During the past few weeks I’ve volunteered to work at a summer camp for the Montessori school across the street and it has led me to a new level of imagination and creativity. As I wrote last week, being with those kids seemed to stir up a creativity I didn’t know I had. And had always thought I lacked.

In my very short adult life, I haven’t spent too much time around kids because there were never any close by in my family. So when I am around them, I tend to get very curious about how they think, act with others, and interact with me. I am fascinated by their limitless ability to create anything and everything. We’re building a two-story train to fly to Mars! Cool, let’s do it, I say. We’re going to capture a super-giant reptile that eats whales! Sweet, count me in, I answer back.
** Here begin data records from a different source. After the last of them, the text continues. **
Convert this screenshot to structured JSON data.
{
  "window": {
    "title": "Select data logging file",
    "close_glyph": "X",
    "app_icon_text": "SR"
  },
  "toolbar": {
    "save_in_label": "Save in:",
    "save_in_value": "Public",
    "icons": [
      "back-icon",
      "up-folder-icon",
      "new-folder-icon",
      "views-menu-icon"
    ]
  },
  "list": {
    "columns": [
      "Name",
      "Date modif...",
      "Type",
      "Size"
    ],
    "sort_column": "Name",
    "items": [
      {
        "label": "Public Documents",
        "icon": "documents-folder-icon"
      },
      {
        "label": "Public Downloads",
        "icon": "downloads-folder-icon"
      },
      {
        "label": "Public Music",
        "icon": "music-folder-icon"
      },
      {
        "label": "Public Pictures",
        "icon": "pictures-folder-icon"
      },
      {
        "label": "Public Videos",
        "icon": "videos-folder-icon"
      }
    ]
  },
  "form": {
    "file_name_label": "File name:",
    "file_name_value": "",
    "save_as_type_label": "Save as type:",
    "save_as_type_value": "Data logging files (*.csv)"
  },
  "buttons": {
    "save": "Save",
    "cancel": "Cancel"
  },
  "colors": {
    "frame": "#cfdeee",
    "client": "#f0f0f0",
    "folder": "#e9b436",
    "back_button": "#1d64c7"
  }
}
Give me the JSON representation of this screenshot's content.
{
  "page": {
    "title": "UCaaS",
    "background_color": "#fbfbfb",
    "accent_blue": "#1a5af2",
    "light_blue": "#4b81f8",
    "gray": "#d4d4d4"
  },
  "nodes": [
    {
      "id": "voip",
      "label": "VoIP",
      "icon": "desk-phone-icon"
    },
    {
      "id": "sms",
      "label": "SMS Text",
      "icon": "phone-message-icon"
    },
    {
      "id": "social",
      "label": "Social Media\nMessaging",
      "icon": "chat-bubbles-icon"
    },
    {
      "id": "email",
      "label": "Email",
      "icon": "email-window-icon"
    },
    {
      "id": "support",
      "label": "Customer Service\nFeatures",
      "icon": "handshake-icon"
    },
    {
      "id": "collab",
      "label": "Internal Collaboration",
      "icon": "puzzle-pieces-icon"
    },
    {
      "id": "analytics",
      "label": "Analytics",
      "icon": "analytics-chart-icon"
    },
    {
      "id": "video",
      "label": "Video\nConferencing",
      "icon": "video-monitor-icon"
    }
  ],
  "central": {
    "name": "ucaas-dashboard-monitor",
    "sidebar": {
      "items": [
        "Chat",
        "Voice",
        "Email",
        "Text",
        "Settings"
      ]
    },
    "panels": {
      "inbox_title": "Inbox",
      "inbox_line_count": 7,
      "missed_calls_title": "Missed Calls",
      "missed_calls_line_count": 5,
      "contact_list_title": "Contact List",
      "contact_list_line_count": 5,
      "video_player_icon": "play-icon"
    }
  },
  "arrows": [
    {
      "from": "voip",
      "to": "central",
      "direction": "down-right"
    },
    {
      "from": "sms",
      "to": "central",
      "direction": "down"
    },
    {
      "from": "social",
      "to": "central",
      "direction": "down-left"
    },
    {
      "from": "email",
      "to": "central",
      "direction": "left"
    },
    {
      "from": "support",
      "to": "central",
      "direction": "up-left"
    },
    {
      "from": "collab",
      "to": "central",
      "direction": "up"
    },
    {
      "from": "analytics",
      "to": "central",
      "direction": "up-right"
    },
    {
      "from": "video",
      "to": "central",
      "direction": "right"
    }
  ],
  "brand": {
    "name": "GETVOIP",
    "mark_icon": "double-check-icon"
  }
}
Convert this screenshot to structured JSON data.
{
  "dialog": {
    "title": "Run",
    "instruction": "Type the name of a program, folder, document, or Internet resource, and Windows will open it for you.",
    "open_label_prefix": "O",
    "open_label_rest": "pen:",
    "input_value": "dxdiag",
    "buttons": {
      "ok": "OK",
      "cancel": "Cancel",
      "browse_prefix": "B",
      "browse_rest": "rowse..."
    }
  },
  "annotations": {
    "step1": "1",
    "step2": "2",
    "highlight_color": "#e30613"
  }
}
But seriously, I’ve never been challenged to keep up with their out-of-this-world imagination until this summer camp came along. We were pirates, bus drivers, painters, puppets, cats, soccer players, chefs, and so much more I can’t even remember. All I know is that I have never felt more alive, present, or imaginative than in those moments of pure creation.

So. I wanted to pass along five things I learned, and I think we can all learn from kids.

1. To live only in the present. Doesn’t matter if you currently live on the moon or in the deepest ocean!

2. The only rule to the game of life is to have fun and learn. If you’re not having fun or learning, do something else.

3. My imagination is bigger than yours. And that’s the only thing that matters that we should be comparing.

4. Poke, touch, feel and try everything. And then you’ll learn whether or not you’re going to do that again!

5. “Behaving” is totally subjective. So do what you think is right for yourself.